As high street retailers prepare for the forthcoming summer sales period, Andrew Armstrong from Callidus Software argues that slashing prices by up to 50% to maximise sales is not the most effective way to improve business performance. Whilst in the short term this approach might produce impressive sales figures, retailers must consider whether in the long term this will in fact have a damaging effect on profit margins.
To address this issue, some retailers have introduced incentive and commission programmes designed to motivate employees to meet sales targets and improve service levels. It is estimated that between 12%-20% of a company's revenues are spent on compensation payments, but little attention is actually paid to the effectiveness of this spend. This is because the payment process itself is a monumental task and complex on many levels:
Different people are paid for the completion of different tasks.
Payment is made across functions, departments and geographies.
High volume payments are made. In some cases up to 10 million payments are made in a single month.
Payment is made across multiple systems and data feeds.
To illustrate how this works in practice, a mobile phone company with a large high street retail presence might reward individual staff members one month for selling a certain brand of mobile phone. Then the next month incentives might be allocated according to the overall performance of each store, with staff at one shop being paid 10% in commission and another only 2%. As a result, the finance team at this organisation will have the difficult and time-consuming task of managing several complex bonus and incentive payment schemes.
Despite these challenges, incentive management is rarely addressed with the kind of sophisticated software solution retailers employ to manage their supply chains or customer relationships. Many still struggle with spreadsheets, or trying to use other financial systems not designed for managing incentive compensation. As a result, companies can lose millions each year due to inaccuracies or mistakes in payouts, and risk de-motivating their valuable sales force. In addition, the lack of a proper solution prevents many enterprises from gaining maximum value from their incentive compensation programmes - the ability to strategically manage sales resources.
From an employee perspective, many are simply unclear about their achievements against goals and corresponding payments. Without visibility into incentive structures and payments resulting from sales activity, salespeople will spend valuable time undertaking 'shadow accounting.' They tend not to be motivated or focused on selling the retailers' most profitable products.
By simply paying the right employees the correct amount of compensation in a timely manner, retail organisations can transform their business and reap the rewards of increased sales and a highly motivated sales force working together to meet the goals of the business.
This isn't 'nirvana' but is what can be achieved today with the implementation of Enterprise Incentive Management (EIM) software. EIM enables decision-makers within the retail industry to more effectively manage incentive payments to employees. It can help retailers to better align incentive structures with corporate objectives, drive sales more strategically, improve payment processing efficiency and increase profits. Market leading EIM solutions have a built-in flexibility to allow enterprises to quickly release new product-lines, set appropriate sales forecasts and drive sales force performance to meet them.
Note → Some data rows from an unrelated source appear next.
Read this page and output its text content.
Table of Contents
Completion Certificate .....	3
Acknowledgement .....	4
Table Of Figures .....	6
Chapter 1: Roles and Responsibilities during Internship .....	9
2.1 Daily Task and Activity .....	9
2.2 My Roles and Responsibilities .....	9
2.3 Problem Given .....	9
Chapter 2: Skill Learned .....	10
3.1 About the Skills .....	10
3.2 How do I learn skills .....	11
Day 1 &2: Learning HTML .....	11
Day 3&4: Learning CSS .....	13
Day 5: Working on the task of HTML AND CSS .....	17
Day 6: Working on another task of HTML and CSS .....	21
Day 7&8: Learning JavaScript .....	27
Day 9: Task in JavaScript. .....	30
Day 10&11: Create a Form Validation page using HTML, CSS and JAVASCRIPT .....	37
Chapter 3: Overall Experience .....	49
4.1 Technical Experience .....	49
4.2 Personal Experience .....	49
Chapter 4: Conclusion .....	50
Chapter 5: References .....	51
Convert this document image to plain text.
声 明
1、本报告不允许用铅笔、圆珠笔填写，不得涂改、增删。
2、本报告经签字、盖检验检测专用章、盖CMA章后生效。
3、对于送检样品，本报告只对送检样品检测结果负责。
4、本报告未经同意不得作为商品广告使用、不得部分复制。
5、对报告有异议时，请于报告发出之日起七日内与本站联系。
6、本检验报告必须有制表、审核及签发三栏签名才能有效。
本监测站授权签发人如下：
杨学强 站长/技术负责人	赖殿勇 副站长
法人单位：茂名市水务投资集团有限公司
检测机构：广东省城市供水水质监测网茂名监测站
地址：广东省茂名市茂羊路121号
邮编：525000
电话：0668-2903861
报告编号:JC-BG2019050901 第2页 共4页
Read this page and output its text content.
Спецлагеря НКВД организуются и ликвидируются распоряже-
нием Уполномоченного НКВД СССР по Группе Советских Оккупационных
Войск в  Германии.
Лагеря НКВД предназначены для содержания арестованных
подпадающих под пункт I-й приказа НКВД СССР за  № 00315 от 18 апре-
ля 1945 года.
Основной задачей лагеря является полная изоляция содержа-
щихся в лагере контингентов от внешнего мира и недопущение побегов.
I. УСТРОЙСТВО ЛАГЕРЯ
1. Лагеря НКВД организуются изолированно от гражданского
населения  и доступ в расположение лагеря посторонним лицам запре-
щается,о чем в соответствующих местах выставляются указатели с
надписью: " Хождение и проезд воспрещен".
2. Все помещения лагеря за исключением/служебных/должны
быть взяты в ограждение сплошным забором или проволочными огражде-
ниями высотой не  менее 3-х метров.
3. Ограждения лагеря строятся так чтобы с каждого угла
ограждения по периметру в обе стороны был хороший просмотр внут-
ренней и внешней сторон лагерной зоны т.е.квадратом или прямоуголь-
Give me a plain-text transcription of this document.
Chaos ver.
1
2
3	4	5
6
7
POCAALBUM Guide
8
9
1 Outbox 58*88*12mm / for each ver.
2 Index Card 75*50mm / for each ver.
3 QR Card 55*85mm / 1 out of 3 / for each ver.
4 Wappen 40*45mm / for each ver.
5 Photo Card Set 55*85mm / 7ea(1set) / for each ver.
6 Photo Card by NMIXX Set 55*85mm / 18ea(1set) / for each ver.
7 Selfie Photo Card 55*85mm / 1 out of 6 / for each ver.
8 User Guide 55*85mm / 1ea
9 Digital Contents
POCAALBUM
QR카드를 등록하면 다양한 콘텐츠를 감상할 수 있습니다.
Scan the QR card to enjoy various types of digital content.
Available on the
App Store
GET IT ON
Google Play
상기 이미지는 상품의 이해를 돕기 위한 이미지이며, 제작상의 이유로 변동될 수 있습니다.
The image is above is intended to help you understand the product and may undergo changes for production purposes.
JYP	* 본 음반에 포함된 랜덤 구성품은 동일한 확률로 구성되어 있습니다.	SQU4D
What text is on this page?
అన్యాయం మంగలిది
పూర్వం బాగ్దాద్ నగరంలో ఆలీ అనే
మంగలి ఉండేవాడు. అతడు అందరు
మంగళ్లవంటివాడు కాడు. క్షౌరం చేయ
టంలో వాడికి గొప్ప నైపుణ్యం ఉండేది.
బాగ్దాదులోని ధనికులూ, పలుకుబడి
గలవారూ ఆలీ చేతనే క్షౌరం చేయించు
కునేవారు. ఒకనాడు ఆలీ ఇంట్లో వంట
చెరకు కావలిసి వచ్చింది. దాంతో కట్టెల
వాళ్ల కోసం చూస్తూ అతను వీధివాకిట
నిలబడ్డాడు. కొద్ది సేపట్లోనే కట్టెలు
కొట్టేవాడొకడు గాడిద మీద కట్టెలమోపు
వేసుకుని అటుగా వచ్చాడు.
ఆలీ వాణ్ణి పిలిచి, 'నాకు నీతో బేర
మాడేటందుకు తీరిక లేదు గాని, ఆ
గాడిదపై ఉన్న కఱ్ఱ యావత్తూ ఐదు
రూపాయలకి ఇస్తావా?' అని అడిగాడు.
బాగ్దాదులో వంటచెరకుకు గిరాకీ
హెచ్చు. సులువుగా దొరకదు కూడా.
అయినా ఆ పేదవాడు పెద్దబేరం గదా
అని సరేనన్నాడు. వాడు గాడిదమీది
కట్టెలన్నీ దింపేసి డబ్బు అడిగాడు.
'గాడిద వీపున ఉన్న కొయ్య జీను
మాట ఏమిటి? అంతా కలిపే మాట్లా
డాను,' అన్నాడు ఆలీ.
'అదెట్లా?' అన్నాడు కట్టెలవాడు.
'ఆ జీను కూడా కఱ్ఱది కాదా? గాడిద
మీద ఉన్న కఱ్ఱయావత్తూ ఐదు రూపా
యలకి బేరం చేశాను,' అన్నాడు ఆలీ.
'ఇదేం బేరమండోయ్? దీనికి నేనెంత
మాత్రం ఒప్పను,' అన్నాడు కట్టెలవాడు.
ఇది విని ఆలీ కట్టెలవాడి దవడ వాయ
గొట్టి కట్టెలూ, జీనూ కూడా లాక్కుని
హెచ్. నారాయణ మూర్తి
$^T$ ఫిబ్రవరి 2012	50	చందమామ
In terms of future planning, EIM software can also give management the opportunity to undertake historical and modelling analysis to help accurately forecast exactly what should be paid to staff in commission payments to help drive the retail business forward. This can significantly aid in the optimum management and timing of markdowns and promotions.
Driving sales performance to meet business and profit objectives is a clear benefit of successful incentive management. It can aid retailers enormously in keeping their heads in these unsettling times, by helping to determine when and if discounting goods at any given time will be beneficial and profitable to the business.